More COBOL than meets migration's eye
August 2, 2011
HP 3000 managers had it easy when they used MPE to develop apps. Nearly all of the work was done in COBOL, and the only COBOL with any serious use was HP's COBOL II. Now there's work to be done in choosing a replacement compiler, but there's more than just one flavor of Micro Focus or the new generation of AcuCOBOL to select.
For one thing, open source has made COBOL a fresh choice. Speedware started doing business in selling COBOL-IT. Although that product name is unfamiliar to 3000 sites, the technology leadership is pretty well known. COBOL-IT is run by former Acucorp managers. They've taken the OpenCOBOL source code, which is controlled by the General Public License (GPL) like most open source tools, and applied some nifty extensions to the compiler.
The GPL terms mean that the COBOL-IT work has to be made available to OpenCOBOL users. COBOL-IT, which has been integrated into Speedware's AMXW solution, is a commercial open source solution. That means that it is the support and the ongoing improvements you license, not the software. COBOL-IT is a free download.
There's an even more mature open source solution for non-MPE COBOL, one crafted by a former 3000 developer. From The Kompany, have a look at KOBOL.
We had originally designed Kobol with support for the HP version of the COBOL standard but hadn't really decided what we were going to do with it.

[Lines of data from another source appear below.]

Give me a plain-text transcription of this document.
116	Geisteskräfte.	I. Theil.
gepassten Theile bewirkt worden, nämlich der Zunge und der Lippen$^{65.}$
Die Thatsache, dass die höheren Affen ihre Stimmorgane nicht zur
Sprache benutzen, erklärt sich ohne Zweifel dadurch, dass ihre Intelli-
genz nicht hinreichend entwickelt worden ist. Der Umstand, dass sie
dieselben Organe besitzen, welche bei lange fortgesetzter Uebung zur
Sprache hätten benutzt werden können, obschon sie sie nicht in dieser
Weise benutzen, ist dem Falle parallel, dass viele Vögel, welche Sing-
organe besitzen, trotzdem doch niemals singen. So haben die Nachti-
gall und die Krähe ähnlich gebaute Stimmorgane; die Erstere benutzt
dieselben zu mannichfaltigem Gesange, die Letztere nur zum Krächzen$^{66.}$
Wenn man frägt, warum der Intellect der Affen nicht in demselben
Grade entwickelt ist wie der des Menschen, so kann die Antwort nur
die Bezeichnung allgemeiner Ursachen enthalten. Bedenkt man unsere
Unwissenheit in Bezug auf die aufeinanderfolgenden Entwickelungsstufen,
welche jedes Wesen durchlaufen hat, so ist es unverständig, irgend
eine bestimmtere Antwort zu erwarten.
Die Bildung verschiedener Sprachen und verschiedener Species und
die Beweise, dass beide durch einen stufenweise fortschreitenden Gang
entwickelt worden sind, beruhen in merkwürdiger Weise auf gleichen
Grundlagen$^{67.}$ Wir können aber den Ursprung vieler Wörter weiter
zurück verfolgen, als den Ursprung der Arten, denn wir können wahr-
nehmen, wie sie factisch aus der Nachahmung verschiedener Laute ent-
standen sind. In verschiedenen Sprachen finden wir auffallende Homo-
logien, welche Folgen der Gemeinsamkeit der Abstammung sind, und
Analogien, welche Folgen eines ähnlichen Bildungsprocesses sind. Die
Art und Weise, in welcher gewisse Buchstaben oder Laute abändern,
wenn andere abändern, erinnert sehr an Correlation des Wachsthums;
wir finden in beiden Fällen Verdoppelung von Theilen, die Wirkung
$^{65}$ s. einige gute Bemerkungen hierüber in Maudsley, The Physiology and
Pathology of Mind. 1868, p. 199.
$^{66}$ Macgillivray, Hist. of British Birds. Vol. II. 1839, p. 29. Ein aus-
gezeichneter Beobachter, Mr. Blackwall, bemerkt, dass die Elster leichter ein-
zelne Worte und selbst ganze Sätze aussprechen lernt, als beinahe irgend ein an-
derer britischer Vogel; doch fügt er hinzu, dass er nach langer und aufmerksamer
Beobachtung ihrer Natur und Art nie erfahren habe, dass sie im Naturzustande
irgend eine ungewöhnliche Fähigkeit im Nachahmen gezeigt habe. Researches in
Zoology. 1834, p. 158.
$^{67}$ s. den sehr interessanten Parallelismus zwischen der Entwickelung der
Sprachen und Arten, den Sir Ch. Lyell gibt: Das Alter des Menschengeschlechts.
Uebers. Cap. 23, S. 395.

We started getting a lot of inquires about our ability to support the HP version and so we decided to release it as an optional plug in.
While this plug in is oriented towards people migrating from the HP 3000, there is one very cool extension to COBOL that HP made, and that was their macros. Macros allow you to make predefined code that can take replacement parameters, it is extremely useful, and mostly self explanatory, you can see an old article written by [Gordon] on the topic and some interesting uses of it here. You might want this plug in just to get access to the macros, they are extremely powerful and help make for some modular, reusable code.
Long ago (well, nine years) KOBOL was built to generate true multi-platform executables -- you just have to do it on the target platform. The result of this is that there are no expensive run-time costs associated with KOBOL as there are with most commercial COBOL environments.
The product has an integrated IDE for code development and project management, syntax highlighting, integrated compiler with status window, integrated CVS support, sophisticated text editor, and code completion. The MPE-COBOL flavors are processed using the plug in. The compiler works with Linux, Windows and even OS X from Apple.
"We do still sell it," Gordon reports, "and we do consulting gigs with it." And he would like to be able to marry it to a fine, but deceased, programming editor. "One thing I'd like to do is integrate it with the Programmer Studio IDE, but the WhisperTech guys [who created Programmer Studio] seem to have disappeared entirely."